Figure 4. Antagomir-155 loading, targeting and delivery. (A) mEVs transfected with antagomiR-155 (αmiR mEV) showed expression of miR-155 compared to mEV alone and mEVs transfected with Control Oligo-1 miR (cmiR mEV). (B) αmiR, which was transfected into luciferase-plasmid-transfected HEK293 cells, successfully neutralized miR-155 and increased downstream luciferase expression. The ratio of Gaussia Luciferase (GLuc) and Secreted Alkaline Phosphatase (SEAP) is reported. (C) Mouse spleen CD14+ monocyte antagomiR-155 expression increases indicating successful delivery of αmiR mEV into monocytes. NT: No mEV treatment; αmiR: antagomiR-155; cmiR: control miRNA. *P < 0.05, **P < 0.01.

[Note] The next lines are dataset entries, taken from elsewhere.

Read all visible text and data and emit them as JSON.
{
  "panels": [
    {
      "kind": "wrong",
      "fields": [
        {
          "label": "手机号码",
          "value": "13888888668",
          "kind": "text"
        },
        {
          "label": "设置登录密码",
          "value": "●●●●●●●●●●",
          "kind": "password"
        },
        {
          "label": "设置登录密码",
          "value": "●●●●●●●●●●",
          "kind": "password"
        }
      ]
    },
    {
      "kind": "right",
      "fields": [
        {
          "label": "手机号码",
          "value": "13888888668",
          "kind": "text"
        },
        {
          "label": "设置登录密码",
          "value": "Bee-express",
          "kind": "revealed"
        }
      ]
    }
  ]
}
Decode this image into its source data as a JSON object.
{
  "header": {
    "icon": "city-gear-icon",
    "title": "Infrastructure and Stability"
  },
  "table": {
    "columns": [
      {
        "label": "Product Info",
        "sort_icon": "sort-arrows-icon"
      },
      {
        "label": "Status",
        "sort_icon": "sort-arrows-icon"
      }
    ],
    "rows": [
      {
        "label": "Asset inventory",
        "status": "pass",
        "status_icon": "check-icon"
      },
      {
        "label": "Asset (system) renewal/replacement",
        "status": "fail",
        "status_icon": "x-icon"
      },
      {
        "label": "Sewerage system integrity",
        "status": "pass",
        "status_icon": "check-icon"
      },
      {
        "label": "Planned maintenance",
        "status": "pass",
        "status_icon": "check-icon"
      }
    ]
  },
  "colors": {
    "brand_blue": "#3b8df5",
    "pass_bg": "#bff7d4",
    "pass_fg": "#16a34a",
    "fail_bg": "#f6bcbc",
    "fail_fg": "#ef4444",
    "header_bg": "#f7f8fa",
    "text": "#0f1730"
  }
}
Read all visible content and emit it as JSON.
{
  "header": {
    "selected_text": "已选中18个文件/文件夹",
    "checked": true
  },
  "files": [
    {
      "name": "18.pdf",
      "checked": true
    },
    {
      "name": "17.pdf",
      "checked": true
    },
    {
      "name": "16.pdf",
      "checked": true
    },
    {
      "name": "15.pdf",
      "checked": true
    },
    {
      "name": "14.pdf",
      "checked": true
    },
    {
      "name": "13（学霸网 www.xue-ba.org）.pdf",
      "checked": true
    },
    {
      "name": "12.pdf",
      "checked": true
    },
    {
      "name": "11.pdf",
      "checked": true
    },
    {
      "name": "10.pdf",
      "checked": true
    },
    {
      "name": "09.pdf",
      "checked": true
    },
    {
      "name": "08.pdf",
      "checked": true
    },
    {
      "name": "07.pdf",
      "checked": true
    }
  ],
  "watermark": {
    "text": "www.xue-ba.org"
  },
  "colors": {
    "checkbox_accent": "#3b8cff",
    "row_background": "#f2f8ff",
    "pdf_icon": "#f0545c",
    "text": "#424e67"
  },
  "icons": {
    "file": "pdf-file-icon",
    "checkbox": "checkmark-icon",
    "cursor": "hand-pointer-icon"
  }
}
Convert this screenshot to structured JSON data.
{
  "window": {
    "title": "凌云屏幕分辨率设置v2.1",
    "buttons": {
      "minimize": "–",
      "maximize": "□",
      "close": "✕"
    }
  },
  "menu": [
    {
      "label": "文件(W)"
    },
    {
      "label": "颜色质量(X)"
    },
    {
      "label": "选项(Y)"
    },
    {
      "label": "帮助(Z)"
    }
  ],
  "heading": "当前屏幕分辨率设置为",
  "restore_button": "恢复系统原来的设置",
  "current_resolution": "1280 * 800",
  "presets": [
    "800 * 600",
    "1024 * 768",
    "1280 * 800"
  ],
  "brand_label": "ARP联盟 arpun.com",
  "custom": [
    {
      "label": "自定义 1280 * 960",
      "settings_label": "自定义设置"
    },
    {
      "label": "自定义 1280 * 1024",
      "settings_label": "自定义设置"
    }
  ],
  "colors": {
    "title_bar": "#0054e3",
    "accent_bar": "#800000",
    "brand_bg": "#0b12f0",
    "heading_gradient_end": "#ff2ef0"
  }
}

After BLT mice were constructed as described previously, reconstitution of human blood cells was confirmed by flow cytometry after 12 weeks following transplantation [Figure 1B], and all mice showed proper reconstitution of human PBMCs [Supplementary Figure 1]. One mouse in the HIV+ αmiR group died during HIV infection and was eliminated from the group. All other mice tolerated two doses of mEV injection with no side effects. HIV viral load in the peripheral blood was measured on day 6 p.i. and after sacrifice on day 14. There was no significant difference among groups on either day 6 (P = 0.085) or day 14 (P = 0.47) [Figure 5A]. Fourteen days after HIV infection, %CCR5+ increased in CD4 T cells (7.4 ± 1.7 for HIV- vs. 22.5 ± 9.9 for HIV+, P = 0.016) and CD8 T cells (13.2 ± 3.9 for HIV- vs. 53.6 ± 10.0 for HIV+, P = 0.016). %HLA-DR+ significantly increased in CD4 T cells (7.4 ± 1.7 for HIV- vs. 22.5 ± 9.9 for HIV+, P = 0.016) and CD8 T cells (27.1 ± 5.8 for HIV- vs. 58.0 ± 9.2 for HIV+, P = 0.016). The increases of CCR5 and HLA-DR on CD4+ or CD8+ T cells are consistent with previous reports, confirming that HIV successfully activated human PBMCs in the BLT mouse model. The %CD16+ cells increased in various cell populations indicating activation of M/Mφ, which includes the non-B non-T cells (CD3-CD19-) (2.1 ± 0.7 for HIV- vs. 12.4 ± 5.8 for HIV+, P = 0.016), CD14+ monocytes (19.1 ± 4.5 for HIV- vs. 37.2 ± 6.7 for HIV+, P = 0.016), CD11b+ macrophages (21.7 ± 5.3 for HIV- vs. 41.7 ± 8.9 for HIV+, P = 0.032) and CD163+CD11b+ activated macrophages (20.1 ± 4.4 for HIV- vs. 40.6 ± 8.8 for HIV+, P = 0.016) [Figure 5B]. Frequency of intermediate monocytes (13.5 ± 4.4 for HIV- vs. 32.3 ± 6.6 for HIV+, P = 0.019) increased while classical (P = 0.19) and non-classical (P = 1) monocytes did not change [Figure 5C]. Median fluorescent intensity (MFI) analyses of CCR5, HLA-DR and CD16 expression on the CD4 or CD8 T cell populations showed similar results [Supplementary Figure 2].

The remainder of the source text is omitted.